NECESSARY EVIL (Gualeni 2013)

In conclusione, in questo articolo abbiamo proposto un modo diverso di pensare al design trasgressivo. Facendo leva sulla nozione di “game designer implicito”, abbiamo proposto degli interessanti esempi di design ingannevole finalizzato però ad arricchire l’esperienza di gioco nel suo complesso. In casi ancora più interessanti, che abbiamo menzionato nell’ultima parte della nostra riflessione, il design ingannevole può essere anche finalizzato a sollecitare i giocatori a mantenere alto il livello di diffidenza e di pensiero critico nei riguardi dei contenuti giocabili a cui vengono esposti.

Il concetto, che abbiamo esplorato nel dettaglio nella versione completa di questo articolo, è che i giochi ingannevoli invitano più di altri a sviluppare una relazione consapevole e critica con le convenzioni e i tropi del game design, nonché con le intenzioni del game designer implicito create prima, durante e dopo la partita.

Fonti e ludografia

  • Big Breakfast Collective (2019). Waldo.io. Videogioco sviluppato da Big Breakfast Collective, disponibile online a questo link: https://big-breakfast-collective.itch.io/waldoio.
  • Bogost, I. (2011). How to do things with videogames. Minneapolis, MI: University of Minnesota Press.
  • Flanagan, M. (2009). Critical play: Radical game design. Cambridge, MA: The MIT Press.
  • Fox, T. (2015). Undertale. Videogioco sviluppato e pubblicato da Fox, T.
  • Gualeni, S. (2013). NECESSARY EVIL. Videogioco sviluppato con Dino Dini, Jimena Sánchez Sarquiz, Marcello Gómez Maureira, e Allister Brimble, disponibile online a questo link: evil.gua-le-ni.com.
  • Gualeni, S. (2016). “Self-reflexive Videogames: Observations and Corollaries on Virtual Worlds as Philosophical Artifacts”. G|A|M|E – The Italian Journal of Game Studies, 5 (1).
  • Keighley, G. (2012) [2001]. “The Final Hours of Metal Gear Solid 2: Sons of Liberty”.
  • Kojima, I. (2001). Metal Gear Solid 2: Sons of Liberty [PlayStation 2]. Videogioco sviluppato e pubblicato da Konami.
  • Ninja Theory (2017). Hellblade: Senua’s Sacrifice [PlayStation 4]. Videogioco diretto da Antoniades, T. e pubblicato da Ninja Theory.
  • Purslow, M. (2017). “Hellblade’s permadeath bluff is “not as simple as people think””.
  • The Fulbright Company (2013). Gone Home.
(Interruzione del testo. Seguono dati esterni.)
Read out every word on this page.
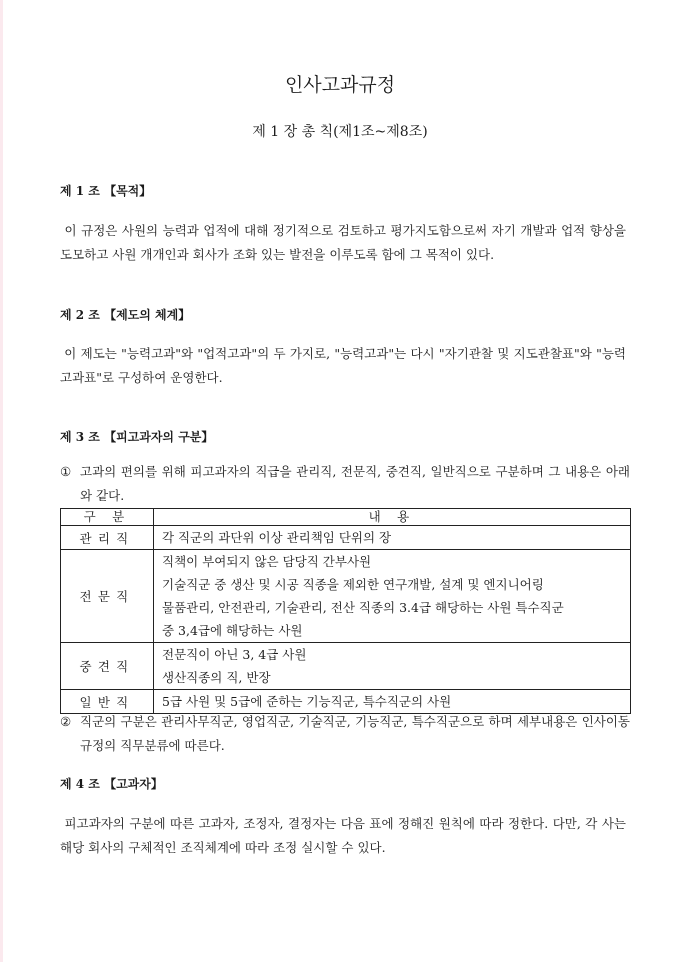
인사고과규정
제 1 장 총 칙(제1조~제8조)
제 1 조 【목적】
이 규정은 사원의 능력과 업적에 대해 정기적으로 검토하고 평가지도함으로써 자기 개발과 업적 향상을 도모하고 사원 개개인과 회사가 조화 있는 발전을 이루도록 함에 그 목적이 있다.
제 2 조 【제도의 체계】
이 제도는 "능력고과"와 "업적고과"의 두 가지로, "능력고과"는 다시 "자기관찰 및 지도관찰표"와 "능력고과표"로 구성하여 운영한다.
제 3 조 【피고과자의 구분】
① 고과의 편의를 위해 피고과자의 직급을 관리직, 전문직, 중견직, 일반직으로 구분하며 그 내용은 아래와 같다.
구 분	내 용
관리직	각 직군의 과단위 이상 관리책임 단위의 장

전문직	직책이 부여되지 않은 담당직 간부사원
기술직군 중 생산 및 시공 직종을 제외한 연구개발, 설계 및 엔지니어링
물품관리, 안전관리, 기술관리, 전산 직종의 3.4급 해당하는 사원 특수직군
중 3,4급에 해당하는 사원

중견직	전문직이 아닌 3, 4급 사원
생산직종의 직, 반장

일반직	5급 사원 및 5급에 준하는 기능직군, 특수직군의 사원
② 직군의 구분은 관리사무직군, 영업직군, 기술직군, 기능직군, 특수직군으로 하며 세부내용은 인사이동규정의 직무분류에 따른다.
제 4 조 【고과자】
피고과자의 구분에 따른 고과자, 조정자, 결정자는 다음 표에 정해진 원칙에 따라 정한다. 다만, 각 사는 해당 회사의 구체적인 조직체계에 따라 조정 실시할 수 있다.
Videogioco diretto da Gaynor, S. e sviluppato da The Fulbright Company.
  • Van de Mosselaer, N. & Gualeni, S. (2020). “The Implied Designer and the Experience of Gameworlds”. Proceedings of the 2020 DiGRA international Conference, Tampere (Finland), June 2-6, 2020.
  • Wilson, D., & Sicart, M. (2010). “Now it’s personal: on abusive game design”. Proceedings of the 2010 FDG International Conference in Monterrey, California, USA.
  • Zagal, J. P., Björk, S., & Lewis, C. (2013). “Dark patterns in the design of games”. Proceedings of the 2013 FDG International Conference, May 14-17, Chania, Crete, Greece.